Second incident. Just last week I was walking along a busy street on a beautiful, absolutely perfect Florida afternoon. Suddenly, another car slowed down to my left and a man with spikey hair, probably late 20s, leaned out the window and hooted and hollered like a construction worker watching Jessica Alba stroll by. He wasn't alone. Whoever else accompanied him in that car also whistled. I think the guy even puckered his lips. It happened pretty fast. The car drove on, unable to stop in heavy traffic.
At least when a woman is objectified in such a manner, she can think to herself, "The opposite sex finds me so attractive they can't contain their urges." I can only credit myself for a.) inspiring a car-full of mischievous heterosexual hoodlums into a joke or b.) inspiring a car-full of roving homosexual hoodlums into cat-calls.

Either scenario is not uplifting.


The third incident. I'm driving in Boca Raton and I stop at a red light. A car full of youths ask me where Wakefield plaza is. Plazas are a dime-a-dozen in South Florida. So I told them I had no idea. They weren't done.

"Hey, man. You do drugs?"

"Uh, no."

"You want any?"

I just told you I don't do drugs, idiot. "No thanks." I then stare straight ahead like a mannequin, the red light refusing to change colors.

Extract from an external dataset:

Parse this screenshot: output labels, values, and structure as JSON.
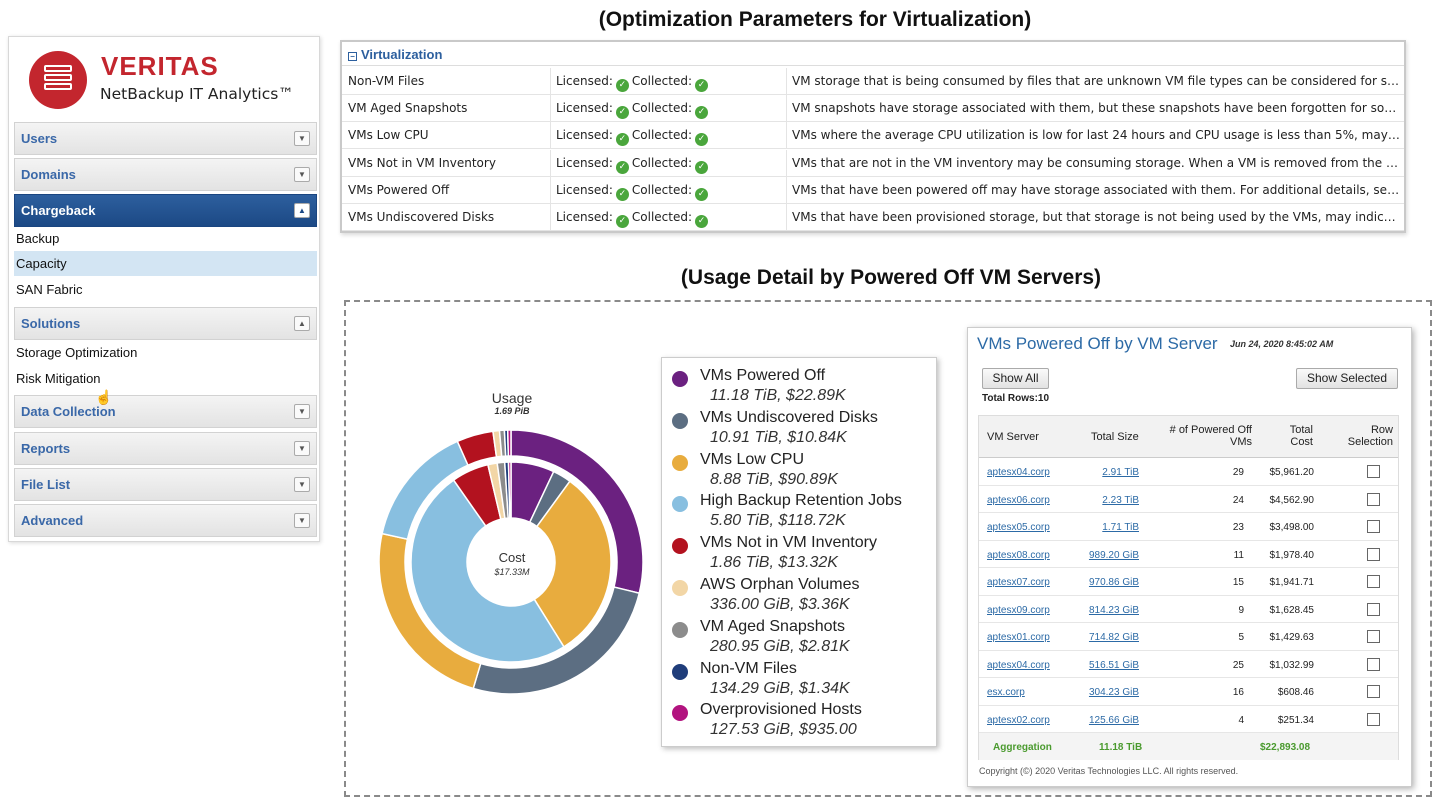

"I've got a whole bunch of shit here." He then listed a bunch of drugs I'd never heard before. Mind you, this took place in broad daylight. I continued to stare straight ahead. A passer-by on a bike distracted them long enough until the light turned green and I turned into Paul Walker from "Fast & Furious: Part IV: Speed Kills."

The last, and most minor incident also occurred in Boca. I was going to the most fancy movie theater I've been to in years to see "The Kings' Speech." This theater had valet parking. It also had a cheap matinee ticket. So as I'm walking up to the outdoor booth to purchase my admittance, a portly teenager in glasses stared me down the whole way. I grew suspicious of him just feet away from my car.

He kept staring at I kept walking toward him. I walked past him and he turned and gave me a dumb-ass glare, like I was only dressed in orange underwear. On that day, I wasn't. I happened to be wearing my Jim James band t-shirt. Perhaps he was so astounded to see someone in that shirt he couldn't speak.

I waited in line and he continued to stare. I summoned all my powers pretending to ignore him from that point on. Once I had my ticket, I speed-walked into the theater. Watching previews of that horrible looking Matthew Perry show sure beat this weird kid.

I ask, "What in the name of Rachel Maddow is going on with people?"

When you sit back and wonder at the origins of my stranger-phobia, don't forget these stories.